Friday, September 5, 2008


Nebraska is the last state to have enacted a "safe haven" law, which allows parents to abandon unwanted children at hospitals with no questions asked.

Most states have laws that permit abandonment within the first few days of birth, but Nebraska's law, in effect since July, is much broader in scope. It allows for the abandonment of all minor children--in Nebraska that's age 19--and doesn't specify that only a parent can do it.

If Nebraska's version of "safe-haven" works the way I think it will, other states will change their laws to match. And until that happens, you can bet that people will be traveling to Nebraska by the millions to rid themselves of troublesome brats, no questions asked. Our country will have the best-behaved kids in the world.

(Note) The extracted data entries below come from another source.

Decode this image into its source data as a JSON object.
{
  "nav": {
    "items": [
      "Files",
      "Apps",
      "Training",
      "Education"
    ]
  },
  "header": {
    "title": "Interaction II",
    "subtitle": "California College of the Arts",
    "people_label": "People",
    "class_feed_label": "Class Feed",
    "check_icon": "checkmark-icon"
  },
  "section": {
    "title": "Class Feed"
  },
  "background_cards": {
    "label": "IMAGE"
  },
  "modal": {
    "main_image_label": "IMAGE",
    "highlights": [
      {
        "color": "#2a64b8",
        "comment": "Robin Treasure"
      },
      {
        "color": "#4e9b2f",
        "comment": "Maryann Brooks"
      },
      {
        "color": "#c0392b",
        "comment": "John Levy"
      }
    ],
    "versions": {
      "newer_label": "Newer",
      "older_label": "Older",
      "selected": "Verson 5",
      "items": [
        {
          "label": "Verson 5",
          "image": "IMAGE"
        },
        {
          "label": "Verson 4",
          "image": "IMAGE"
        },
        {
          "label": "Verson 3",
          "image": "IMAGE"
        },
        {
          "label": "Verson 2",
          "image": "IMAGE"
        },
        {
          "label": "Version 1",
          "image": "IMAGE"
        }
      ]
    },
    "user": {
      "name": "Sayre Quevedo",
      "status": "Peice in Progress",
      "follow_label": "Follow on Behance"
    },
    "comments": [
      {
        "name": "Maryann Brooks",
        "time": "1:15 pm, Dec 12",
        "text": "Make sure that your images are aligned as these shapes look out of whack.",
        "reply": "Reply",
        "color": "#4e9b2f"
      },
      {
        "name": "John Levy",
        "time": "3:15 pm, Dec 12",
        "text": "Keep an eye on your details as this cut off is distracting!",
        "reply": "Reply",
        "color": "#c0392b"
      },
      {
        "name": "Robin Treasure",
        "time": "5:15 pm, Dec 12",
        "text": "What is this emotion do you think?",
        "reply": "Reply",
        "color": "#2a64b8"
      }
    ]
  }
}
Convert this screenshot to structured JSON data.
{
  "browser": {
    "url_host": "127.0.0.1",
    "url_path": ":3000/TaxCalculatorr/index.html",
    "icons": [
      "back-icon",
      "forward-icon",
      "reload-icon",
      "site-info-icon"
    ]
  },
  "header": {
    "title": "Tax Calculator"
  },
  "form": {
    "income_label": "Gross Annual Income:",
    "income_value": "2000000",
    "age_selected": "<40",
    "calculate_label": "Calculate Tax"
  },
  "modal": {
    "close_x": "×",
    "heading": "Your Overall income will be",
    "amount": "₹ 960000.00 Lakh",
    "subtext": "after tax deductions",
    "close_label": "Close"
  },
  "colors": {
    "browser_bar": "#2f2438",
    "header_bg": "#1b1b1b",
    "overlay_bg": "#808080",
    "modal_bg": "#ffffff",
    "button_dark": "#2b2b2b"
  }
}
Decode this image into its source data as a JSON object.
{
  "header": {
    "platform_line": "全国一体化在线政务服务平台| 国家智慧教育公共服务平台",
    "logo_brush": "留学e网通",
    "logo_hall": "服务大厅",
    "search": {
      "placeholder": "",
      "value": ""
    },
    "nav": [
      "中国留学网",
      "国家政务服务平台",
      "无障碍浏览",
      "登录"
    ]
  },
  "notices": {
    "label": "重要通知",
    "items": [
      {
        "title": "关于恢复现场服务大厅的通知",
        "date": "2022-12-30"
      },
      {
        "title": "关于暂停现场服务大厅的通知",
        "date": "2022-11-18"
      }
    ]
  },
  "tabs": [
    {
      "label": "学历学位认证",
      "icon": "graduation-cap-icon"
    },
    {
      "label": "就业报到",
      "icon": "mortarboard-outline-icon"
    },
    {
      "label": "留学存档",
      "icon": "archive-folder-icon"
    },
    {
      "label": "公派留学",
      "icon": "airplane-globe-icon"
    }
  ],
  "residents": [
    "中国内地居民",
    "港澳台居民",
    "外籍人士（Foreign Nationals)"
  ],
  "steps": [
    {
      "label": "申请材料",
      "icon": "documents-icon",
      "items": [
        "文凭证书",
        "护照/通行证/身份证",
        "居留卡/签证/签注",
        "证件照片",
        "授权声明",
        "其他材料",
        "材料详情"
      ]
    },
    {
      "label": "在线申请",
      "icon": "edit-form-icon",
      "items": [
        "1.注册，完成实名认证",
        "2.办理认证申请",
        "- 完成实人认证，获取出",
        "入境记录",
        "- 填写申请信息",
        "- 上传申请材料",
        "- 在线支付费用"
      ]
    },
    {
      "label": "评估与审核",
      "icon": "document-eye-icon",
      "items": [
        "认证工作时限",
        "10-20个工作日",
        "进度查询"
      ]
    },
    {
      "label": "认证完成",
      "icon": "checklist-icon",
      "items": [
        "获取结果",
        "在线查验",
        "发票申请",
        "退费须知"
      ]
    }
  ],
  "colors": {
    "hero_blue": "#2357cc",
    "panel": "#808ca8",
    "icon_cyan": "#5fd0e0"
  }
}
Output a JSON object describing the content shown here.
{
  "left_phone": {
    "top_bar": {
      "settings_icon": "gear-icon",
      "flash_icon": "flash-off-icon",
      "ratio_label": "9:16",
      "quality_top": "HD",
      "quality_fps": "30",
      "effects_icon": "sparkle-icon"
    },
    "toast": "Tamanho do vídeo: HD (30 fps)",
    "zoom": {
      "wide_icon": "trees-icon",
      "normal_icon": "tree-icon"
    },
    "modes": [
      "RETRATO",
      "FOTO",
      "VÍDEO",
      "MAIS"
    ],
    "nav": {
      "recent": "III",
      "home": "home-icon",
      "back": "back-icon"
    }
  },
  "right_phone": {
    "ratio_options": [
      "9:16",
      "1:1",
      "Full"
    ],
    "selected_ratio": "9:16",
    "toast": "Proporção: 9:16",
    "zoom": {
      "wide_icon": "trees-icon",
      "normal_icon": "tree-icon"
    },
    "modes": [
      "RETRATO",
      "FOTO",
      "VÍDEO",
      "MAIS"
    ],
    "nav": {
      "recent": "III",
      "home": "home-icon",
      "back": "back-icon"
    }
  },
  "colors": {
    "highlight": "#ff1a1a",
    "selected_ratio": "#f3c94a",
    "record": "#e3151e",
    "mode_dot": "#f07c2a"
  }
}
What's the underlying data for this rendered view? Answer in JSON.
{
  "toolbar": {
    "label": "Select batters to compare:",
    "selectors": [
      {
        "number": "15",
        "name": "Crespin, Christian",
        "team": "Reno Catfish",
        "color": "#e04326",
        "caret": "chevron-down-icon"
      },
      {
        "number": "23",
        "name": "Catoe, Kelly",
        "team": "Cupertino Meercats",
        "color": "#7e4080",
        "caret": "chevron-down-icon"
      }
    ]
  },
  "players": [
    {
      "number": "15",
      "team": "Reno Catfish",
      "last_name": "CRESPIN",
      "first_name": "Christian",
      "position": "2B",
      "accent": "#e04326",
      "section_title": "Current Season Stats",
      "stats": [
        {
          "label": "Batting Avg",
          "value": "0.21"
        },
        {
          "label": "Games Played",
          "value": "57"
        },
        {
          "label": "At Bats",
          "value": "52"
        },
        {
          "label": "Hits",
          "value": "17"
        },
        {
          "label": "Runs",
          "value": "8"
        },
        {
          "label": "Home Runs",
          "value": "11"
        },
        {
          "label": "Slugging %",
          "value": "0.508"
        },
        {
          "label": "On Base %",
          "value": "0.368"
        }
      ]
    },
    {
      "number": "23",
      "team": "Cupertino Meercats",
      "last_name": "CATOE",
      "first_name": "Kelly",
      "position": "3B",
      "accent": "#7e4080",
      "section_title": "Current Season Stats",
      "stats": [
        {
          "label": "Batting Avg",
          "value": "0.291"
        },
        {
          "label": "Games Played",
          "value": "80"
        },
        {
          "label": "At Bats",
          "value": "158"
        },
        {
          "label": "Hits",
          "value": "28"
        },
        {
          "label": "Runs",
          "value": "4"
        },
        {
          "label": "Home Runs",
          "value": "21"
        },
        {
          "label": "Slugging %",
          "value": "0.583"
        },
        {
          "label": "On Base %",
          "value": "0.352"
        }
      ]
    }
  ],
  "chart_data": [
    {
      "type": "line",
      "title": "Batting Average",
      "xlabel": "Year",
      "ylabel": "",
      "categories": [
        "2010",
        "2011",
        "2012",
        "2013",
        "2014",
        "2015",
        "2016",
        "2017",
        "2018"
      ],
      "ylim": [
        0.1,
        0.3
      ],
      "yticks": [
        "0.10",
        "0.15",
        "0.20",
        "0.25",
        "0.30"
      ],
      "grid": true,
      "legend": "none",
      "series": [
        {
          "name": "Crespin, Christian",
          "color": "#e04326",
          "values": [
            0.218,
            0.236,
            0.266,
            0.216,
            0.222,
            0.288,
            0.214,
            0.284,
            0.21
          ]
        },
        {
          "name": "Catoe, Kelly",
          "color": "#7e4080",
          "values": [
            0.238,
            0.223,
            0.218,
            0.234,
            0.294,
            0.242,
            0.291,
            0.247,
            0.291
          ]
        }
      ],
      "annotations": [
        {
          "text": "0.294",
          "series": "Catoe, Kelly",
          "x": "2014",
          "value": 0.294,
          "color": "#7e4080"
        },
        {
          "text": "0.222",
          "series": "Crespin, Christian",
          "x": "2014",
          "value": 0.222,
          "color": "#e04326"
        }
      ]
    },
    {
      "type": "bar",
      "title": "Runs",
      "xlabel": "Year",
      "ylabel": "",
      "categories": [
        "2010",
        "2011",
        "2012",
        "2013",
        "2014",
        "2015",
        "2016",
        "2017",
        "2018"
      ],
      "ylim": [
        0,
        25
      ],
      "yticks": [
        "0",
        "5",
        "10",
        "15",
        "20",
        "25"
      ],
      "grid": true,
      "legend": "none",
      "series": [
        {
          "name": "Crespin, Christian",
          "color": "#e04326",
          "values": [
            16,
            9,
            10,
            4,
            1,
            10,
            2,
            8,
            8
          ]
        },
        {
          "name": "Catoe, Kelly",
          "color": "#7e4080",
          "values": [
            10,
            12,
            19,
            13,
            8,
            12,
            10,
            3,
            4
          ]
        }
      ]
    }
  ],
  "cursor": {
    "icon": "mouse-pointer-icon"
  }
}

Kids, this may be your only warning, so pay attention! Your life just got a lot tougher. You now have to be perfect human beings, and be lucky, too, if you want to stay at home sweet home. Think on this and be afraid, be very afraid---

Mom and dad run out of diapers? Couldn't find a babysitter? Are they tired of your lip? Is your room a mess? Do you fight with your siblings? Are you a picky eater? Ever wreck dad's car? Do you ignore them when they talk to you? Insist on playing your music full blast? Do you change clothes five times a day and take 60 minute showers? See ya!

Won't stay off of the neighbors grass? Do you tease his dog? Come on to his daughter? Or his son? Bye-Bye!

How about school? Tardy or disruptive? Lousy grades? Late homework? Pass notes or make armpit sounds when the teacher isn't looking? Think it's funny to pull bra straps?-- even your teacher's? Sneak smokes in the restroom? Gone, Gone and Gone again!!

Parents ever catch you and the rest of the school using your house for a pot and booze social? Got news-you're all toast!

Starting to get the picture, ya little heathens? Better do the dishes--right after you finish your homework and send Grandma that thank you note you've owed her for a month--and right after you tell mom and dad how much you love them. And then cross your fingers for luck. Every day!

Oh, and one little piece of advice--on Halloween, don't ever say "trick or treat!" again.